Wow, it sounds like the emergency department really rustled this nurse practitioner's jimmies! How DARE they start a patient with a blood glucose of more than 500 on insulin and tell him to find a PCP! NP Jessica Haselman is irritated that this patient wasn't started on any oral antihyperglycemics - DKA or HHS be damned! After all, why would a patient who already has history of insulin-dependent type 2 diabetes and was previously on Soliqua possibly need insulin? Oh, and you're going to get labs and "make sure his renal function is OK"? What do you think the ER physicians were doing when this patient was there? And "start from the bottom on metformin"? What do you think this guy's A1C is, with a random blood glucose of more than 500?  This midlevel's clinical judgment and medical decision-making (or lack thereof) is truly a work of art. You might as well try moving a jumbo-sized container ship stuck in the Suez Canal with a single excavator. Oops, too soon?

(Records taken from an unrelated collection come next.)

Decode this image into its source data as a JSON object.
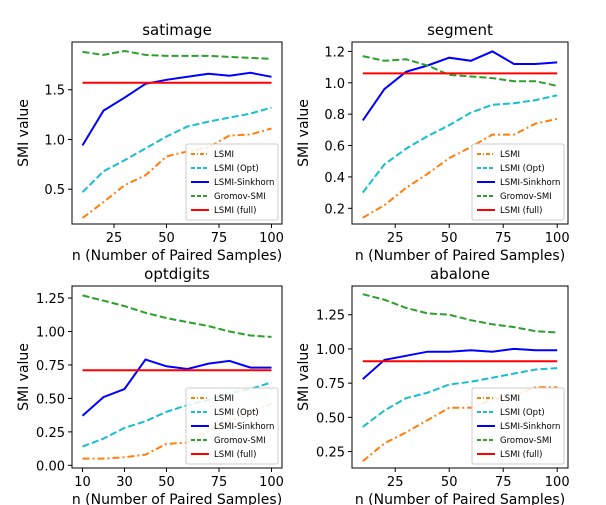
{
  "colors": {
    "LSMI": "#ff7f0e",
    "LSMI (Opt)": "#17becf",
    "LSMI-Sinkhorn": "#0000ff",
    "Gromov-SMI": "#2ca02c",
    "LSMI (full)": "#ff0000"
  },
  "chart_data": [
    {
      "type": "line",
      "title": "satimage",
      "xlabel": "n (Number of Paired Samples)",
      "ylabel": "SMI value",
      "xlim": [
        5,
        105
      ],
      "ylim": [
        0.15,
        1.98
      ],
      "xticks": [
        25,
        50,
        75,
        100
      ],
      "yticks": [
        0.5,
        1.0,
        1.5
      ],
      "ytick_labels": [
        "0.5",
        "1.0",
        "1.5"
      ],
      "x": [
        10,
        20,
        30,
        40,
        50,
        60,
        70,
        80,
        90,
        100
      ],
      "legend": "lower-right",
      "series": [
        {
          "name": "LSMI",
          "style": "dashdot",
          "values": [
            0.21,
            0.37,
            0.54,
            0.64,
            0.83,
            0.88,
            0.92,
            1.04,
            1.05,
            1.11
          ]
        },
        {
          "name": "LSMI (Opt)",
          "style": "dashed",
          "values": [
            0.47,
            0.68,
            0.79,
            0.91,
            1.03,
            1.13,
            1.18,
            1.22,
            1.26,
            1.32
          ]
        },
        {
          "name": "LSMI-Sinkhorn",
          "style": "solid",
          "values": [
            0.94,
            1.29,
            1.42,
            1.56,
            1.6,
            1.63,
            1.66,
            1.64,
            1.67,
            1.63
          ]
        },
        {
          "name": "Gromov-SMI",
          "style": "dashed",
          "values": [
            1.88,
            1.85,
            1.89,
            1.85,
            1.84,
            1.84,
            1.84,
            1.83,
            1.82,
            1.81
          ]
        },
        {
          "name": "LSMI (full)",
          "style": "solid",
          "values": [
            1.57,
            1.57,
            1.57,
            1.57,
            1.57,
            1.57,
            1.57,
            1.57,
            1.57,
            1.57
          ]
        }
      ]
    },
    {
      "type": "line",
      "title": "segment",
      "xlabel": "n (Number of Paired Samples)",
      "ylabel": "SMI value",
      "xlim": [
        5,
        105
      ],
      "ylim": [
        0.1,
        1.26
      ],
      "xticks": [
        25,
        50,
        75,
        100
      ],
      "yticks": [
        0.2,
        0.4,
        0.6,
        0.8,
        1.0,
        1.2
      ],
      "ytick_labels": [
        "0.2",
        "0.4",
        "0.6",
        "0.8",
        "1.0",
        "1.2"
      ],
      "x": [
        10,
        20,
        30,
        40,
        50,
        60,
        70,
        80,
        90,
        100
      ],
      "legend": "lower-right",
      "series": [
        {
          "name": "LSMI",
          "style": "dashdot",
          "values": [
            0.14,
            0.22,
            0.33,
            0.42,
            0.52,
            0.59,
            0.67,
            0.67,
            0.74,
            0.77
          ]
        },
        {
          "name": "LSMI (Opt)",
          "style": "dashed",
          "values": [
            0.3,
            0.48,
            0.58,
            0.66,
            0.73,
            0.81,
            0.86,
            0.87,
            0.89,
            0.92
          ]
        },
        {
          "name": "LSMI-Sinkhorn",
          "style": "solid",
          "values": [
            0.76,
            0.96,
            1.07,
            1.11,
            1.16,
            1.14,
            1.2,
            1.12,
            1.12,
            1.13
          ]
        },
        {
          "name": "Gromov-SMI",
          "style": "dashed",
          "values": [
            1.17,
            1.14,
            1.15,
            1.11,
            1.05,
            1.04,
            1.03,
            1.01,
            1.01,
            0.98
          ]
        },
        {
          "name": "LSMI (full)",
          "style": "solid",
          "values": [
            1.06,
            1.06,
            1.06,
            1.06,
            1.06,
            1.06,
            1.06,
            1.06,
            1.06,
            1.06
          ]
        }
      ]
    },
    {
      "type": "line",
      "title": "optdigits",
      "xlabel": "n (Number of Paired Samples)",
      "ylabel": "SMI value",
      "xlim": [
        5,
        105
      ],
      "ylim": [
        -0.02,
        1.34
      ],
      "xticks": [
        10,
        30,
        50,
        75,
        100
      ],
      "yticks": [
        0.0,
        0.25,
        0.5,
        0.75,
        1.0,
        1.25
      ],
      "ytick_labels": [
        "0.00",
        "0.25",
        "0.50",
        "0.75",
        "1.00",
        "1.25"
      ],
      "x": [
        10,
        20,
        30,
        40,
        50,
        60,
        70,
        80,
        90,
        100
      ],
      "legend": "lower-right",
      "series": [
        {
          "name": "LSMI",
          "style": "dashdot",
          "values": [
            0.05,
            0.05,
            0.06,
            0.08,
            0.16,
            0.17,
            0.26,
            0.33,
            0.4,
            0.46
          ]
        },
        {
          "name": "LSMI (Opt)",
          "style": "dashed",
          "values": [
            0.14,
            0.2,
            0.28,
            0.33,
            0.4,
            0.45,
            0.49,
            0.54,
            0.57,
            0.62
          ]
        },
        {
          "name": "LSMI-Sinkhorn",
          "style": "solid",
          "values": [
            0.37,
            0.51,
            0.57,
            0.79,
            0.74,
            0.72,
            0.76,
            0.78,
            0.73,
            0.73
          ]
        },
        {
          "name": "Gromov-SMI",
          "style": "dashed",
          "values": [
            1.27,
            1.23,
            1.19,
            1.14,
            1.1,
            1.07,
            1.04,
            1.0,
            0.97,
            0.96
          ]
        },
        {
          "name": "LSMI (full)",
          "style": "solid",
          "values": [
            0.71,
            0.71,
            0.71,
            0.71,
            0.71,
            0.71,
            0.71,
            0.71,
            0.71,
            0.71
          ]
        }
      ]
    },
    {
      "type": "line",
      "title": "abalone",
      "xlabel": "n (Number of Paired Samples)",
      "ylabel": "SMI value",
      "xlim": [
        5,
        105
      ],
      "ylim": [
        0.13,
        1.46
      ],
      "xticks": [
        25,
        50,
        75,
        100
      ],
      "yticks": [
        0.25,
        0.5,
        0.75,
        1.0,
        1.25
      ],
      "ytick_labels": [
        "0.25",
        "0.50",
        "0.75",
        "1.00",
        "1.25"
      ],
      "x": [
        10,
        20,
        30,
        40,
        50,
        60,
        70,
        80,
        90,
        100
      ],
      "legend": "lower-right",
      "series": [
        {
          "name": "LSMI",
          "style": "dashdot",
          "values": [
            0.18,
            0.31,
            0.39,
            0.48,
            0.57,
            0.57,
            0.63,
            0.66,
            0.72,
            0.72
          ]
        },
        {
          "name": "LSMI (Opt)",
          "style": "dashed",
          "values": [
            0.43,
            0.55,
            0.64,
            0.68,
            0.74,
            0.76,
            0.79,
            0.82,
            0.85,
            0.86
          ]
        },
        {
          "name": "LSMI-Sinkhorn",
          "style": "solid",
          "values": [
            0.78,
            0.92,
            0.95,
            0.98,
            0.98,
            0.99,
            0.98,
            1.0,
            0.99,
            0.99
          ]
        },
        {
          "name": "Gromov-SMI",
          "style": "dashed",
          "values": [
            1.4,
            1.36,
            1.3,
            1.26,
            1.25,
            1.21,
            1.18,
            1.16,
            1.13,
            1.12
          ]
        },
        {
          "name": "LSMI (full)",
          "style": "solid",
          "values": [
            0.91,
            0.91,
            0.91,
            0.91,
            0.91,
            0.91,
            0.91,
            0.91,
            0.91,
            0.91
          ]
        }
      ]
    }
  ]
}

Diabetes diagnosis and management is considered bread-and-butter for any internal medicine or family medicine physician. Hell, we'd wager that a third or fourth-year medical student could make decent headway in formulating an appropriate initial management for diabetes just by using reputable clinical references (hint: consulting other randoms on Facebook is not considered a reputable reference source.) Apparently, this isn't the case for nurse practitioners, particularly ones who graduate from the Maryville University online FNP program. What exactly do they teach in "Advanced pharmacotherapeutics" and "Adult-Gerontology Health Care", we wonder? Nothing as advanced as when to use insulin to fucking treat diabetes, evidently! And wow, 745 clinical hours. That's like, 100-200 hours more than your average NP program! It really makes you think about what exactly they're doing during that time - probably nothing productive, when a third-year medical student could've completed an entire four-week internal medicine clerkship, passed the shelf exam, and learned enough about basic diabetes management in the process to put almost any midlevel to shame. And needless to say, any medical student who tries to take Step 2/3 of the USMLE without knowing cold the basic A1C targets for antihyperglycemic therapy and the various classes of insulin and oral antihyperglycemic agents is gonna have a bad time.

We wonder how this patient is doing today. Hopefully, this midlevel didn't decide to "start from the bottom". People with diabetes deserve healthcare professionals with top-end knowledge, training, and experience - and that means seeing a physician, not a midlevel.